At this stage, any pretence that copyright is about the promotion of creativity and knowledge is but a sad joke. This is about the protection of market and little more – and by all means, there’s a case for the legal system protecting this (even if I’d be a sceptic), but it is so far from the stated purposes of copyright law that is tantamount to a redefinition.
Picture the scene. Architect Alfred Mosher Butts is trying to figure out his idea for a game. He says to himself “Well, I could get back to work and go and plan the position of a few windows and doors on that house, but because a company called Hasbro will (in 70 years time) be able to sell the exclusive rights to put this board on a computer network that I haven’t even heard of because it hasn’t been invented yet, I really should stick with it. Yes, it’s copyright law that keeps me going!” Indeed, even if Butts had had an awareness of copyright law, it was the law then in existence (and not the bloated, inflated, extended version that we now know), so any suggestion that an uncontemplated law encouraged him to draw out the picture is beyond comprehension.
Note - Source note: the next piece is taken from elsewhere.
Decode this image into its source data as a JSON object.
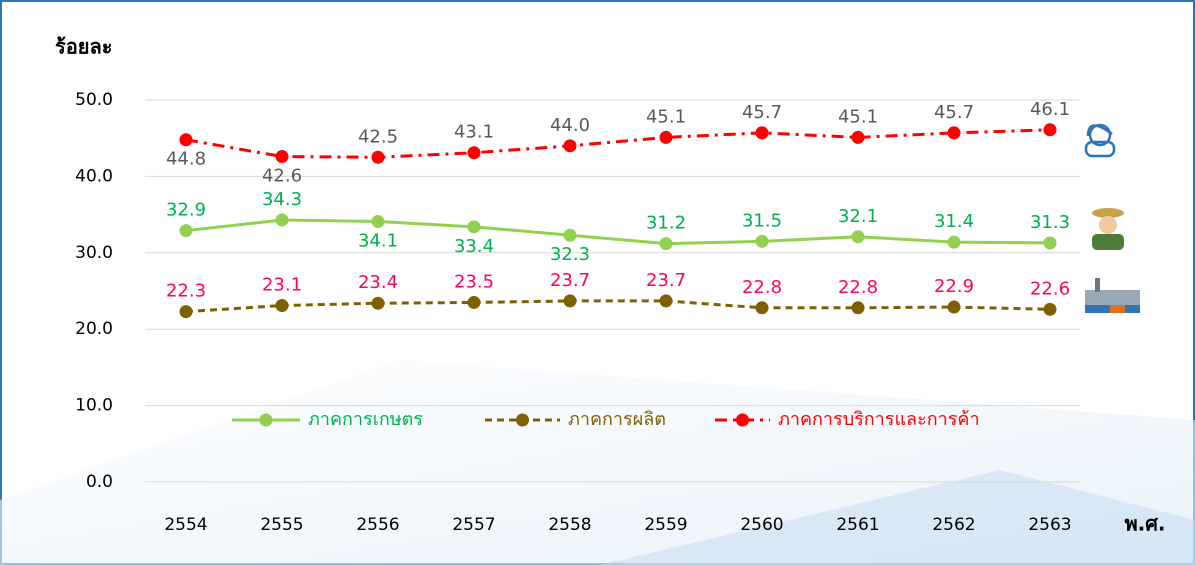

Of course, you can argue that it’s essential for a game to have copyright protection if it is to be of any value and consistency in the marketplace and the cultural space. Just like chess, right? Well, as is probably obvious from my tone, we’re fortunate enough that the modern chess board was laid out long before copyright statutes were but a twinkle in the eye of the legislator. And the absence of copyright protection doesn’t seem to stop investment in and the search for new ways to play chess.
My point here is not to absolve the intrepid developers of Scrabulous of any responsibility. Clearly, there are issues in trademark law that they might want to deal with, and they are as much a part of this dance of acquisition and offer as EA themselves. However, if we believe that there’s a social or economic value in protecting EA’s ‘rights’, I feel that this should be worked out outside of the law of copyright, as every time a clearly ludicrous situation like this arises, the moral authority of copyright law is diminished even further. As it turns out, the platform (Facebook) is the first target, and they too have to assess their responsibility and liability (raising issues of gatekeepers and control as summarised by Jonathan Zittrain, here. However, from the point of view of the 21st century user, both Scrabble (TM, whatever) and chess are ‘old’ games and the fact that one can only be touched with permission (in return for silver dollars) and the other is perfectly open for experimentation and dissemination will baffle the average user. And they are right to question why this is the case. This illustrates not just over-protection but the insanity of extending protection over and over and over and over (like a monkey with a miniature cymbal) for works that (if ever protected) should long have passed into the public domain.
All this is as a footnote to the unstoppable John Palfrey who predicted this last October!